Mary’s read is that the rats represent dirty things going on, people sneaking around, and a sickness Viserys either cannot see or chooses not to see. Blake’s read builds on that: Viserys’ whole reign is a choice not to look directly at the thing eating his house from inside.

That is the key. The rats are not the war. They are the warning that the war is already living in the walls.


Mary & Blake’s Flame Ratings For “The Princess And The Queen”

Mary gave “The Princess And The Queen” 4.8 flames, making it her favorite episode of the season so far. Her good was Laena Velaryon, especially her strength, sass, motherhood, dragonrider identity, and bond with Vhagar. Her bad was birth itself, because House of the Dragon is absolutely not shy about showing how brutal childbirth can be. Her great was Viserys, the sweet, delusional optimist trying to believe this whole family can still be okay.

Blake gave the episode 4.5 flames. His good was the visual echo of Rhaenyra becoming exactly what she once feared: stuck in the castle, producing heirs, and still trapped by the role she wanted to escape.
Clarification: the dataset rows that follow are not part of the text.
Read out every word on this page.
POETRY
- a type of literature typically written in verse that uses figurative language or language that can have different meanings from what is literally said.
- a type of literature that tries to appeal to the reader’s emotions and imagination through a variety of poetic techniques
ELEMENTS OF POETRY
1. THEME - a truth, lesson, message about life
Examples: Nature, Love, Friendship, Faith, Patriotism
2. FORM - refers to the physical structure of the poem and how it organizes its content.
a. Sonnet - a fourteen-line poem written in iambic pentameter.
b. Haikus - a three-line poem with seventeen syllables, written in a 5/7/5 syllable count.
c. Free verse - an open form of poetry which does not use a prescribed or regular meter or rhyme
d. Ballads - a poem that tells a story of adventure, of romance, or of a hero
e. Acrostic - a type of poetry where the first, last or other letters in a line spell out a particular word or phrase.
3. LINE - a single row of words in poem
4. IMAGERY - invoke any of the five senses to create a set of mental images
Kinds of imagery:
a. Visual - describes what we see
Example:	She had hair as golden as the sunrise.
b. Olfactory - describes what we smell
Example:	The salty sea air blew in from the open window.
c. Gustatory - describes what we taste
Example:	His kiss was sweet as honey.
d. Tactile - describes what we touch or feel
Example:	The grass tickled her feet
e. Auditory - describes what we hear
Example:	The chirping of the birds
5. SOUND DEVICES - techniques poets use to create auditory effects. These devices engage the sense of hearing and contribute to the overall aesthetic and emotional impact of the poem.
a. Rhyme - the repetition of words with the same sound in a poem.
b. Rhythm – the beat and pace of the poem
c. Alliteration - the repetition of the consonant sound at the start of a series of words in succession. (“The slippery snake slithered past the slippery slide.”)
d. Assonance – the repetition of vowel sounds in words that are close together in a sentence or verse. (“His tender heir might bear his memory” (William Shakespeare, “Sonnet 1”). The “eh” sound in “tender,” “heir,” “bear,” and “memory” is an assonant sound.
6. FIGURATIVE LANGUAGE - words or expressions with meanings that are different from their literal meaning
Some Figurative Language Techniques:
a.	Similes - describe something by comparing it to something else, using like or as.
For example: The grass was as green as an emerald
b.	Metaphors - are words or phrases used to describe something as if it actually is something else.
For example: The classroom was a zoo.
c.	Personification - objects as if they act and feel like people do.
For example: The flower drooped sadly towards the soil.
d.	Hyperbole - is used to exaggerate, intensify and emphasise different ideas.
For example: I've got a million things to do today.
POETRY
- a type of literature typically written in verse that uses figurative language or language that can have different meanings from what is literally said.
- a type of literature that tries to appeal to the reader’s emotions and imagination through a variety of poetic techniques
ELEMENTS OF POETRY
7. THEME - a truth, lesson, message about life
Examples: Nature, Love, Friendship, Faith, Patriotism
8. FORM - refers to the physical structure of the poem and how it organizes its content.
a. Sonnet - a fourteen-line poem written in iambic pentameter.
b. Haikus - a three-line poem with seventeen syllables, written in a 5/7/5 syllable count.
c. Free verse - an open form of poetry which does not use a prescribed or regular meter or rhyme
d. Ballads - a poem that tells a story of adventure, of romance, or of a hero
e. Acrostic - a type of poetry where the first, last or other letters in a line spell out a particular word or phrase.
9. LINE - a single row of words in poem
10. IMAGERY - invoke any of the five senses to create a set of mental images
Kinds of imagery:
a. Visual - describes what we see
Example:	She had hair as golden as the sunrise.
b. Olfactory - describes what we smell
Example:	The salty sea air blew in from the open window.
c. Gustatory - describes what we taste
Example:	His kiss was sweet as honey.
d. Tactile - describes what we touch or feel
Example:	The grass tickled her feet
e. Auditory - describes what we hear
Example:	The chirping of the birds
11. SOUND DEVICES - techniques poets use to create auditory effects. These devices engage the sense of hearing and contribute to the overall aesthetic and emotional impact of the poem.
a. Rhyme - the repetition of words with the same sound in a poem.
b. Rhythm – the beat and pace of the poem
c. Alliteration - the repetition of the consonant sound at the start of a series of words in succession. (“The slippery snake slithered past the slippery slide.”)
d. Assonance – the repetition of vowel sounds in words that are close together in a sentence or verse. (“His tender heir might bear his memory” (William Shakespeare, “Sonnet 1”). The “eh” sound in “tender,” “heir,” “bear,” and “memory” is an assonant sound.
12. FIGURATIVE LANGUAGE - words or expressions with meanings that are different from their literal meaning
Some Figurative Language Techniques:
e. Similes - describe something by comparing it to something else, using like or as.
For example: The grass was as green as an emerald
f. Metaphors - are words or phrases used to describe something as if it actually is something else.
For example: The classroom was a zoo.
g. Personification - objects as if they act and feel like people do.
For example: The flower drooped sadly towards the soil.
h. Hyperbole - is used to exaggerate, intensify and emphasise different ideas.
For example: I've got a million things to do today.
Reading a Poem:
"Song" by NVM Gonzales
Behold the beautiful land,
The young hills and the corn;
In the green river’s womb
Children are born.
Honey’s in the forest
His bad was Larys Strong going from whispery operator to family-murdering villain too quickly. His great was the opening one-shot birth sequence, which he called one of the best things the show has done so far.

So the Mary & Blake read is that Episode 6 should not work as cleanly as it does. The time jump is risky. The recasting is risky. The number of children and names is a lot. But the episode works because it understands what the show is really about now: not just Rhaenyra versus Alicent, but the next generation being dragged into the consequences of every lie the adults chose to protect.


How “The Princess And The Queen” Sets Up Episode 7

“The Princess And The Queen” sets up Episode 7 by sending nearly every major wound toward Driftmark. Laena is dead. Daemon is untethered again. Rhaenyra leaves King’s Landing for Dragonstone. Harwin and Lyonel are dead. Alicent is more isolated and more dangerous. Larys has proven he will kill to make himself useful. Aemond has no dragon and a growing grievance.

That last piece matters a lot. Aemond’s humiliation is not filler. The boy without a dragon is being shaped by shame, and shame in this family rarely stays small.

The episode’s title says “The Princess And The Queen,” but the future is already moving beyond them. The children are watching. The children are learning. The children are becoming the war.